One of the unfortunate social results of inflation is the quarrels it has instigated among different groups of American citizens. City dwellers blame the farmers and middlemen for high food prices. Farmers blame the unions for the high cost of what the farmer buys, especially transportation.
Industry blames its inability to finance new plants and equipment on Congress for imposing double taxes first on all corporate income and again on corporate income going out as dividends.
A Louisville restaurant owner has dramatically illustrated who is really to blame for high prices. He is advertising a fine plate lunch for 45 cents, a steak sandwich for 40 cents, and ham and eggs for 40 cents.
What is the catch?
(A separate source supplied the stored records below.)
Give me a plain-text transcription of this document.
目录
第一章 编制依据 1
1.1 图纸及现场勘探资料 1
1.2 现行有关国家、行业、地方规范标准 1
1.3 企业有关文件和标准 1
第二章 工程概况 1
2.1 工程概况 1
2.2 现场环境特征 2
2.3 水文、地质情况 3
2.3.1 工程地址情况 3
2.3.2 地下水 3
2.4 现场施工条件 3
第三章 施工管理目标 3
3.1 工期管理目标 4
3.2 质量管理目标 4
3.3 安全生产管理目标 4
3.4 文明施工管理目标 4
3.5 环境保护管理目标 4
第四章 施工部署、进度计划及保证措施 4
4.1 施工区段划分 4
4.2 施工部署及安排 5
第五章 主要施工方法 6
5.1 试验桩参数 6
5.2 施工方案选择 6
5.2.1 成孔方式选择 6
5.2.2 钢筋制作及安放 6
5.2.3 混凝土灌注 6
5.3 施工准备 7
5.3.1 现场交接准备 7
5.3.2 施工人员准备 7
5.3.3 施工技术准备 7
The customer must pay in the silver quarters and silver half-dollars which circulated when good lunches did cost only 45 cents.
Our entire money system has been deliberately cheapened by our governma’nt. The silver has been taken out of our coins, and all silver certificates which were redeemable in pure silver, have been removed from circulation. The gold backing for our paper money has been removed, and our dollar bills are no longer exchangeable for gold.
President Franklin Roosevelt devalued our paper money 75 percent in 1934. President Richard Nixon devalued our paper money 20 percent, part in 1971 and part in 1973. Because our irredeemable money is backed by nothing, the Federal Government prints bonds, and the Federal Reserve prints Federal Reserve money, to pay for huge annual deficits.
Today, old silver quarters, silver half dollars, and silver dollars — when you can get them — sell for about three times their face values of 25 cents, 50 cents, and a dollar. As the Louisville restaurant dramatically illustrates, if we still had silver coins and gold-backed dollars as money, we could all buy good lunches for 45 cents, and everything else would cost only about a third of today’s prices.
Our laws punish burglars, robbers, and counterfeiters. It is strange that there is no punishment for public officials who deliberately cheapen the public’s money and who remove its gold and silver backing. Congress should investigate this as thoroughly as it investigated the mere trespass to the Watergate political headquarters.
The blame for high prices should be put on the spendthrift Presidents and Congressmen who indulged their irresponsible extravagances by deliberately debasing our money and removing its gold backing and silver content.